# tiguan wheels, same as?



## LoneRanger! (Jul 23, 2005)

tiguan wheels same as any of the other VW models?
I really like these rims but dont know where to look~


----------



## LoneRanger! (Jul 23, 2005)

*Re: tiguan wheels, same as? (LoneRanger!)*

also, I think these rims are the same as on this concept vehicle save for the full polished look!

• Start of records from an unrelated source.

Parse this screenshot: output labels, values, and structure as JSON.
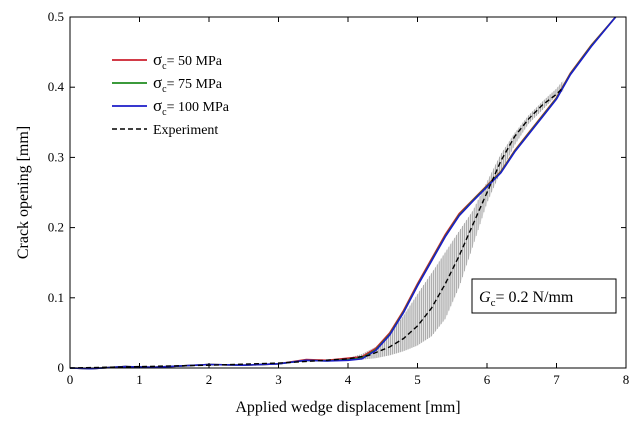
{
  "chart_data": {
    "type": "line",
    "xlabel": "Applied wedge displacement   [mm]",
    "ylabel": "Crack opening   [mm]",
    "xlim": [
      0,
      8
    ],
    "ylim": [
      0,
      0.5
    ],
    "xticks": [
      "0",
      "1",
      "2",
      "3",
      "4",
      "5",
      "6",
      "7",
      "8"
    ],
    "yticks": [
      "0",
      "0.1",
      "0.2",
      "0.3",
      "0.4",
      "0.5"
    ],
    "grid": false,
    "legend_position": "top-left",
    "annotation": {
      "main": "G",
      "sub": "c",
      "rest": "= 0.2 N/mm"
    },
    "series": [
      {
        "label_main": "σ",
        "label_sub": "c",
        "label_rest": "=   50 MPa",
        "color": "#cc1f2e",
        "style": "solid",
        "points": [
          [
            0,
            0.0
          ],
          [
            0.3,
            -0.001
          ],
          [
            0.8,
            0.002
          ],
          [
            1.2,
            0.001
          ],
          [
            1.6,
            0.003
          ],
          [
            2.0,
            0.005
          ],
          [
            2.5,
            0.004
          ],
          [
            3.0,
            0.006
          ],
          [
            3.4,
            0.012
          ],
          [
            3.7,
            0.011
          ],
          [
            4.0,
            0.014
          ],
          [
            4.2,
            0.016
          ],
          [
            4.4,
            0.028
          ],
          [
            4.6,
            0.05
          ],
          [
            4.8,
            0.082
          ],
          [
            5.0,
            0.12
          ],
          [
            5.2,
            0.155
          ],
          [
            5.4,
            0.19
          ],
          [
            5.6,
            0.22
          ],
          [
            5.8,
            0.24
          ],
          [
            6.0,
            0.26
          ],
          [
            6.2,
            0.28
          ],
          [
            6.4,
            0.31
          ],
          [
            6.6,
            0.335
          ],
          [
            6.8,
            0.36
          ],
          [
            7.0,
            0.385
          ],
          [
            7.2,
            0.42
          ],
          [
            7.5,
            0.46
          ],
          [
            7.85,
            0.5
          ]
        ]
      },
      {
        "label_main": "σ",
        "label_sub": "c",
        "label_rest": "=   75 MPa",
        "color": "#1f8c1f",
        "style": "solid",
        "points": [
          [
            0,
            0.0
          ],
          [
            0.3,
            -0.001
          ],
          [
            0.8,
            0.002
          ],
          [
            1.2,
            0.001
          ],
          [
            1.6,
            0.003
          ],
          [
            2.0,
            0.005
          ],
          [
            2.5,
            0.004
          ],
          [
            3.0,
            0.006
          ],
          [
            3.4,
            0.011
          ],
          [
            3.7,
            0.01
          ],
          [
            4.0,
            0.012
          ],
          [
            4.2,
            0.014
          ],
          [
            4.4,
            0.026
          ],
          [
            4.6,
            0.048
          ],
          [
            4.8,
            0.08
          ],
          [
            5.0,
            0.118
          ],
          [
            5.2,
            0.153
          ],
          [
            5.4,
            0.188
          ],
          [
            5.6,
            0.218
          ],
          [
            5.8,
            0.239
          ],
          [
            6.0,
            0.259
          ],
          [
            6.2,
            0.279
          ],
          [
            6.4,
            0.309
          ],
          [
            6.6,
            0.334
          ],
          [
            6.8,
            0.359
          ],
          [
            7.0,
            0.384
          ],
          [
            7.2,
            0.419
          ],
          [
            7.5,
            0.459
          ],
          [
            7.85,
            0.5
          ]
        ]
      },
      {
        "label_main": "σ",
        "label_sub": "c",
        "label_rest": "= 100 MPa",
        "color": "#1c1cc8",
        "style": "solid",
        "points": [
          [
            0,
            0.0
          ],
          [
            0.3,
            -0.001
          ],
          [
            0.8,
            0.002
          ],
          [
            1.2,
            0.001
          ],
          [
            1.6,
            0.003
          ],
          [
            2.0,
            0.005
          ],
          [
            2.5,
            0.004
          ],
          [
            3.0,
            0.006
          ],
          [
            3.4,
            0.011
          ],
          [
            3.7,
            0.01
          ],
          [
            4.0,
            0.011
          ],
          [
            4.2,
            0.013
          ],
          [
            4.4,
            0.025
          ],
          [
            4.6,
            0.047
          ],
          [
            4.8,
            0.079
          ],
          [
            5.0,
            0.117
          ],
          [
            5.2,
            0.152
          ],
          [
            5.4,
            0.187
          ],
          [
            5.6,
            0.217
          ],
          [
            5.8,
            0.238
          ],
          [
            6.0,
            0.258
          ],
          [
            6.2,
            0.278
          ],
          [
            6.4,
            0.308
          ],
          [
            6.6,
            0.333
          ],
          [
            6.8,
            0.358
          ],
          [
            7.0,
            0.383
          ],
          [
            7.2,
            0.418
          ],
          [
            7.5,
            0.458
          ],
          [
            7.85,
            0.5
          ]
        ]
      },
      {
        "label_main": "",
        "label_sub": "",
        "label_rest": "Experiment",
        "color": "#000000",
        "style": "dashed",
        "points": [
          [
            0,
            0.0
          ],
          [
            1.0,
            0.002
          ],
          [
            2.0,
            0.004
          ],
          [
            3.0,
            0.007
          ],
          [
            3.5,
            0.01
          ],
          [
            4.0,
            0.013
          ],
          [
            4.3,
            0.018
          ],
          [
            4.6,
            0.03
          ],
          [
            4.8,
            0.042
          ],
          [
            5.0,
            0.06
          ],
          [
            5.2,
            0.085
          ],
          [
            5.4,
            0.12
          ],
          [
            5.6,
            0.16
          ],
          [
            5.8,
            0.205
          ],
          [
            6.0,
            0.25
          ],
          [
            6.2,
            0.295
          ],
          [
            6.4,
            0.33
          ],
          [
            6.6,
            0.355
          ],
          [
            6.8,
            0.375
          ],
          [
            7.0,
            0.39
          ],
          [
            7.1,
            0.4
          ]
        ]
      }
    ],
    "experiment_band": {
      "color": "#b4b4b4",
      "upper": [
        [
          3.8,
          0.012
        ],
        [
          4.0,
          0.014
        ],
        [
          4.2,
          0.02
        ],
        [
          4.4,
          0.03
        ],
        [
          4.6,
          0.048
        ],
        [
          4.8,
          0.075
        ],
        [
          5.0,
          0.105
        ],
        [
          5.2,
          0.135
        ],
        [
          5.4,
          0.165
        ],
        [
          5.6,
          0.195
        ],
        [
          5.8,
          0.225
        ],
        [
          6.0,
          0.265
        ],
        [
          6.2,
          0.305
        ],
        [
          6.4,
          0.335
        ],
        [
          6.6,
          0.36
        ],
        [
          6.8,
          0.38
        ],
        [
          7.0,
          0.398
        ],
        [
          7.1,
          0.41
        ]
      ],
      "lower": [
        [
          3.8,
          0.01
        ],
        [
          4.0,
          0.011
        ],
        [
          4.2,
          0.012
        ],
        [
          4.4,
          0.014
        ],
        [
          4.6,
          0.018
        ],
        [
          4.8,
          0.024
        ],
        [
          5.0,
          0.032
        ],
        [
          5.2,
          0.045
        ],
        [
          5.4,
          0.07
        ],
        [
          5.6,
          0.115
        ],
        [
          5.8,
          0.175
        ],
        [
          6.0,
          0.235
        ],
        [
          6.2,
          0.28
        ],
        [
          6.4,
          0.318
        ],
        [
          6.6,
          0.348
        ],
        [
          6.8,
          0.368
        ],
        [
          7.0,
          0.388
        ],
        [
          7.1,
          0.395
        ]
      ]
    }
  }
}
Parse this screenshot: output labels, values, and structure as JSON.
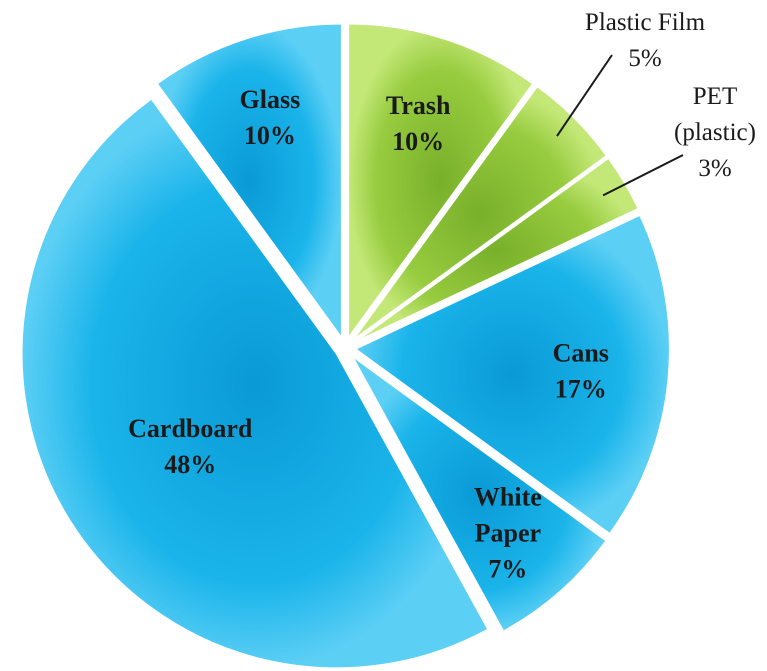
{
  "chart_data": {
    "type": "pie",
    "slices": [
      {
        "name": "Trash",
        "value": 10,
        "value_label": "10%",
        "color": "#96c93d",
        "label_position": "inside",
        "label_lines": [
          "Trash",
          "10%"
        ]
      },
      {
        "name": "Plastic Film",
        "value": 5,
        "value_label": "5%",
        "color": "#96c93d",
        "label_position": "callout",
        "label_lines": [
          "Plastic Film",
          "5%"
        ]
      },
      {
        "name": "PET (plastic)",
        "value": 3,
        "value_label": "3%",
        "color": "#96c93d",
        "label_position": "callout",
        "label_lines": [
          "PET",
          "(plastic)",
          "3%"
        ]
      },
      {
        "name": "Cans",
        "value": 17,
        "value_label": "17%",
        "color": "#1ab0e6",
        "label_position": "inside",
        "label_lines": [
          "Cans",
          "17%"
        ]
      },
      {
        "name": "White Paper",
        "value": 7,
        "value_label": "7%",
        "color": "#1ab0e6",
        "label_position": "inside",
        "label_lines": [
          "White",
          "Paper",
          "7%"
        ]
      },
      {
        "name": "Cardboard",
        "value": 48,
        "value_label": "48%",
        "color": "#1ab0e6",
        "label_position": "inside",
        "label_lines": [
          "Cardboard",
          "48%"
        ]
      },
      {
        "name": "Glass",
        "value": 10,
        "value_label": "10%",
        "color": "#1ab0e6",
        "label_position": "inside",
        "label_lines": [
          "Glass",
          "10%"
        ]
      }
    ],
    "start_angle_deg": 0,
    "direction": "clockwise",
    "exploded": true,
    "legend": "none"
  }
}
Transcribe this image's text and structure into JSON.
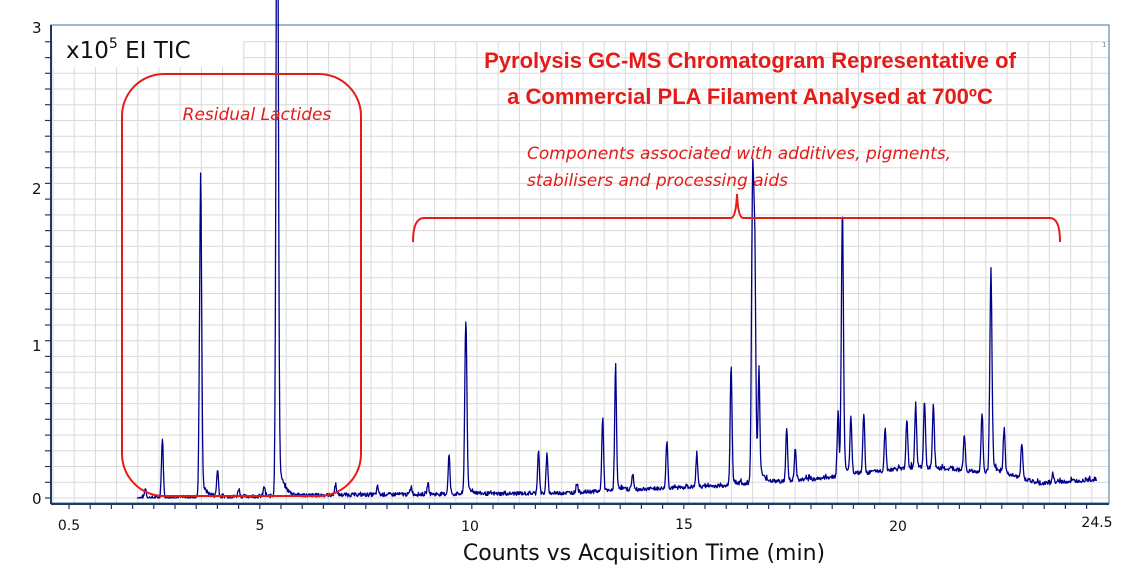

http://www.powerwheelspro.com/...d=463
thoughts?
L.R.


----------



## blacksmoke194 (Jan 18, 2008)

*Re: tiguan wheels, same as? (LoneRanger!)*

those wheels look pretty decent...


----------



## blacksmoke194 (Jan 18, 2008)

*Re: tiguan wheels, same as? (LoneRanger!)*

as far as any other vw models...never seen em before


----------



## [email protected] (Apr 9, 2008)

*Re: tiguan wheels, same as? (LoneRanger!)*

The Tig shares many wheel fitments with the CC and Phaeton..............


----------



## LoneRanger! (Jul 23, 2005)

*Re: tiguan wheels, same as? ([email protected])*

Thanks Doc! I wish the T.R. had more rims!








L.R.


----------



## [email protected] (Apr 9, 2008)

*Re: tiguan wheels, same as? (LoneRanger!)*


_Quote, originally posted by *LoneRanger!* »_Thanks Doc! I wish the T.R. had more rims!








L.R.









So do I !

We have lots of new wheels coming this Spring, but we don't have a list of all the applications as of yet..... unless you're buying very soon, I'd have you check back with the website for updates next month


----------